D) II and III. Since general obligation bonds are backed by taxes, an increase in tax delinquencies is negative. When unemployment rates increase, it could lead to an inability of the residents to keep current with their taxes.
All of the following would be indications of a deteriorating credit situation EXCEPT: A) an increase in the per capita debt. B) an increase in tax delinquencies. C) an increase in personal bankruptcies. D) an increase in municipal assessed valuations.
D) an increase in municipal assessed valuations. An increase in assessed property values would theoretically mean an increase in taxes collected, thus increasing a municipality's credit standing.
Municipal bonds are not normally sold short because: A) short sales are prohibited by municipal statute.

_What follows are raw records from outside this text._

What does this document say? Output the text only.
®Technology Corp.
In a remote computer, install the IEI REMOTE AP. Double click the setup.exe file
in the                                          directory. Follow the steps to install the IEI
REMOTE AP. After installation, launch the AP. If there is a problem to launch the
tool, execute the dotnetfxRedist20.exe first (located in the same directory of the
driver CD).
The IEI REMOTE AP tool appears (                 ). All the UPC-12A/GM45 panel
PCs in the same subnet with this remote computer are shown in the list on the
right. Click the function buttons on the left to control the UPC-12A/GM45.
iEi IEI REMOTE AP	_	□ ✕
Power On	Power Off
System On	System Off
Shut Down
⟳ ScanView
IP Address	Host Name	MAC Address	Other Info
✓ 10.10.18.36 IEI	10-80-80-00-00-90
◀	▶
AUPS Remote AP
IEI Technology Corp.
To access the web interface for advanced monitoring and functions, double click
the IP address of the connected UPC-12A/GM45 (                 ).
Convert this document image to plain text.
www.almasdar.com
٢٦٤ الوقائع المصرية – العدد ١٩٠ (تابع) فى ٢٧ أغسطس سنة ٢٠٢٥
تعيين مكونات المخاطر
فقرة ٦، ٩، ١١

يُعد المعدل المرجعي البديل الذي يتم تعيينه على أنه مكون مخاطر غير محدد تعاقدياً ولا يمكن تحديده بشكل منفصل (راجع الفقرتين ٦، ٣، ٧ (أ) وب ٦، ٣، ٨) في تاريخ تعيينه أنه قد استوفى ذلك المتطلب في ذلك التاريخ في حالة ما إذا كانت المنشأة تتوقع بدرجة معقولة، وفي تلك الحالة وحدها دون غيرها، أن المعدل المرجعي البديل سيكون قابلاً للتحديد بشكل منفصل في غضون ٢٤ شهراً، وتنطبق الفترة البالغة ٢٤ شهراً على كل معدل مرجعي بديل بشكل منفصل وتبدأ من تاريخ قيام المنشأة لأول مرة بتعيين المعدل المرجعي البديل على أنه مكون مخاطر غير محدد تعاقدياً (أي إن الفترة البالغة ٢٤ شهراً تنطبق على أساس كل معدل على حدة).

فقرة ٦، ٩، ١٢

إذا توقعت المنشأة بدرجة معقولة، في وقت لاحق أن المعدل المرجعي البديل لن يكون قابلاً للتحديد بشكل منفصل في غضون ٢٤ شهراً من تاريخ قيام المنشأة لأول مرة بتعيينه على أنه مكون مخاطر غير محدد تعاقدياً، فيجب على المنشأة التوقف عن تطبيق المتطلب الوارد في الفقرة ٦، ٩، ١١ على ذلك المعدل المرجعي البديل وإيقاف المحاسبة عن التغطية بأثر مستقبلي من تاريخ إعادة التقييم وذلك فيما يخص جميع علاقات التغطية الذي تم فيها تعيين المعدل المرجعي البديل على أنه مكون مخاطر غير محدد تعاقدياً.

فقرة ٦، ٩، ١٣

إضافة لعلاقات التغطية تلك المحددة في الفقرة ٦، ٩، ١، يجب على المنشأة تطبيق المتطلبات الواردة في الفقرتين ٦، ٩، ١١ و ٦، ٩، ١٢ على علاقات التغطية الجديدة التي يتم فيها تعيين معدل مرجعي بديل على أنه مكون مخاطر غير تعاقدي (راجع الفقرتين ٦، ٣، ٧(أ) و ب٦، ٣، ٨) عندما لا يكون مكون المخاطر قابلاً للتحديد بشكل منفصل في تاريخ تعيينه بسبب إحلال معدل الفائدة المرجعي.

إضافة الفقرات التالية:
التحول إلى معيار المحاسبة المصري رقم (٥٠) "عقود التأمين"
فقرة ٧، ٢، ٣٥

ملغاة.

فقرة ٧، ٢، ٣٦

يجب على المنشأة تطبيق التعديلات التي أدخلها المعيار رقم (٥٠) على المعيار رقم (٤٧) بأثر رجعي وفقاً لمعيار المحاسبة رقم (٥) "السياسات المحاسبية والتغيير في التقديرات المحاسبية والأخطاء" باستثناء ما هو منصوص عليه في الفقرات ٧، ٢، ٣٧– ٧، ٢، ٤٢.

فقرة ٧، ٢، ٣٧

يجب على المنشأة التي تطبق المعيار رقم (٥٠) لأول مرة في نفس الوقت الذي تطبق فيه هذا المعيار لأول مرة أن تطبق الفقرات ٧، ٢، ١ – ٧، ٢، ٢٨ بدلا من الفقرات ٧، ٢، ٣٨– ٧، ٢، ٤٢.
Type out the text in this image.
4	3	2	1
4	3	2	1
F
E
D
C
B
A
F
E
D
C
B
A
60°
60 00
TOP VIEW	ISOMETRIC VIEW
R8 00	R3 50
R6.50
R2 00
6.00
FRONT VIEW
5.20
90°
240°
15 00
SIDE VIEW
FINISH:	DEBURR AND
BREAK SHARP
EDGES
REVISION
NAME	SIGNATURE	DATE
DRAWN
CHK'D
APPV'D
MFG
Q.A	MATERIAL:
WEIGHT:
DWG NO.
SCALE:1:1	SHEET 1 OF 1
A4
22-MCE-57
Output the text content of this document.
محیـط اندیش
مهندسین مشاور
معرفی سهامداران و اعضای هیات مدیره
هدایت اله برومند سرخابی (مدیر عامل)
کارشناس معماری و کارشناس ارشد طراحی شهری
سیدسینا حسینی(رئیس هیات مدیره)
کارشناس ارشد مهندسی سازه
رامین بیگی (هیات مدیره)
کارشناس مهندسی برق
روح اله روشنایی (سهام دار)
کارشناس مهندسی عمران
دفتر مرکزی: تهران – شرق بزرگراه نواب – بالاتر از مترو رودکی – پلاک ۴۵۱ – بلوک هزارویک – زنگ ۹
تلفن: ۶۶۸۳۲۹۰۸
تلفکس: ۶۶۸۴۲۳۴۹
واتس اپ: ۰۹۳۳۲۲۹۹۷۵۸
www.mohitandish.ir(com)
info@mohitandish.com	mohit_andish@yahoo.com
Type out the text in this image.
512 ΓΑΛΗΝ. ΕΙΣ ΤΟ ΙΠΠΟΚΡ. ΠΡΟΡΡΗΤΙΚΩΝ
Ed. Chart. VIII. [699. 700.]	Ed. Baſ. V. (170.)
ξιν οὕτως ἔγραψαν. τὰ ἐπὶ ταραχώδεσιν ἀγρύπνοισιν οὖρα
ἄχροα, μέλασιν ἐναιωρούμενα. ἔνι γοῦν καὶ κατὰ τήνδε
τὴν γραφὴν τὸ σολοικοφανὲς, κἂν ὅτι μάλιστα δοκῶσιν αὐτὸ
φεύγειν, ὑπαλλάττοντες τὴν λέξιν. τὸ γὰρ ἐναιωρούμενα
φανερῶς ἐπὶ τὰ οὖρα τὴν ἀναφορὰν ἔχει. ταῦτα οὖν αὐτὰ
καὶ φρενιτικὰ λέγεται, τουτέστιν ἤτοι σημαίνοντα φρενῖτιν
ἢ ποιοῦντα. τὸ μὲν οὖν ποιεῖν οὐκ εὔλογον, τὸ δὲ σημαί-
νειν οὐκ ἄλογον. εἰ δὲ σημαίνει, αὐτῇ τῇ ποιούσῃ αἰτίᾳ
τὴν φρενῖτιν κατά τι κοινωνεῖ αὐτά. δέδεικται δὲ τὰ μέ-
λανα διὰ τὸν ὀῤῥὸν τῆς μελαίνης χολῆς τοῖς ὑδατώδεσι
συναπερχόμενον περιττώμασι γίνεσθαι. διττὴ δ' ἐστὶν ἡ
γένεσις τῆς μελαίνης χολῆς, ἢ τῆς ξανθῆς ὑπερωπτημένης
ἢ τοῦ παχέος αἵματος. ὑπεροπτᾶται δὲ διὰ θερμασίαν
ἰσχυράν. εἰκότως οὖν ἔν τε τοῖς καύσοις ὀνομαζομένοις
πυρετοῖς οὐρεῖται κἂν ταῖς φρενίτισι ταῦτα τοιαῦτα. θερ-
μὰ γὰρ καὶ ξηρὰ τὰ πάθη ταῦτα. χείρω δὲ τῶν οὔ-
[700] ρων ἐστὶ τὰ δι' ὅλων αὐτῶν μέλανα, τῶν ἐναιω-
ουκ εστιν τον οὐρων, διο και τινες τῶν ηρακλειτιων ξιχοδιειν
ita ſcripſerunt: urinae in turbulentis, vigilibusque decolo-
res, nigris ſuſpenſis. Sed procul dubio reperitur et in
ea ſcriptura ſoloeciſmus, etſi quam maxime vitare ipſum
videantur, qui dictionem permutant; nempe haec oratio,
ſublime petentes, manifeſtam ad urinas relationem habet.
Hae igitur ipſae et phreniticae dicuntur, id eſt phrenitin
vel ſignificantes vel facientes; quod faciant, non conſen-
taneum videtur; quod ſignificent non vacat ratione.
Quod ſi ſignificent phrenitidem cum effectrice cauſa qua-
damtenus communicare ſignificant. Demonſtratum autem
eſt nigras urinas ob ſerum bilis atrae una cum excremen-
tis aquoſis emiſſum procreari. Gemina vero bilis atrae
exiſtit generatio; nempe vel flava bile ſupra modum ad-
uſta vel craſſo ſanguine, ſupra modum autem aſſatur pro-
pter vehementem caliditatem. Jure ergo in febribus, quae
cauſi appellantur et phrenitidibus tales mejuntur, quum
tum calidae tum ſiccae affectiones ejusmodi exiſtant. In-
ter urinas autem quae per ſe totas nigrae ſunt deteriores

B) short sales are prohibited by MSRB rules. C) the transaction is expensive to execute. D) the municipal bond market is illiquid.
D) the municipal bond market is illiquid. While there is no law or industry rule prohibiting short sale of municipal bonds, it is not a common practice. To short a security, it must be borrowed, and because most municipal securities are thinly traded, it is often difficult to locate the specific issue needed to cover the short position.
A municipal bond rating service would consider all of the following when evaluating a revenue bond EXCEPT: A) operating revenues. B) the public's attitude toward debt. C) the debt service coverage ratio. D) feasibility studies.
Debt service coverage ratio, feasibility studies, and projected operating revenues are important to the analysis of a municipal revenue bond. The public's attitude toward debt is relevant in evaluating GO bonds, which are backed by the taxing authority of the issuer.
Which of the following governmental bodies receive the least amount of their revenues from property taxes? A) Municipalities. B) School districts. C) State governments. D) County governments.
State governments generally do not assess property (ad valorem) taxes. These are assessed by local governments. Generally, state governments receive most of their income from sales and income taxes.
All of the following would be considered when evaluating a municipal revenue bond's creditworthiness EXCEPT: A) management expense. B) competing facilities. C) collection ratio. D) coverage ratio.
The collection ratio shows the percentage of property taxes that are actually collected. This would be relevant in evaluating GO bonds, which are backed by the taxing authority of the issuer. Revenue bonds, however, are backed by user fees, not taxes.
All of the following should be considered when creating a diversified municipal bond portfolio EXCEPT: A) credit rating. B) geographic location of the issuer. C) revenue source backing the bonds. D) denomination of the bonds included in the portfolio.
The denomination of the bonds in a portfolio is not relevant to diversification.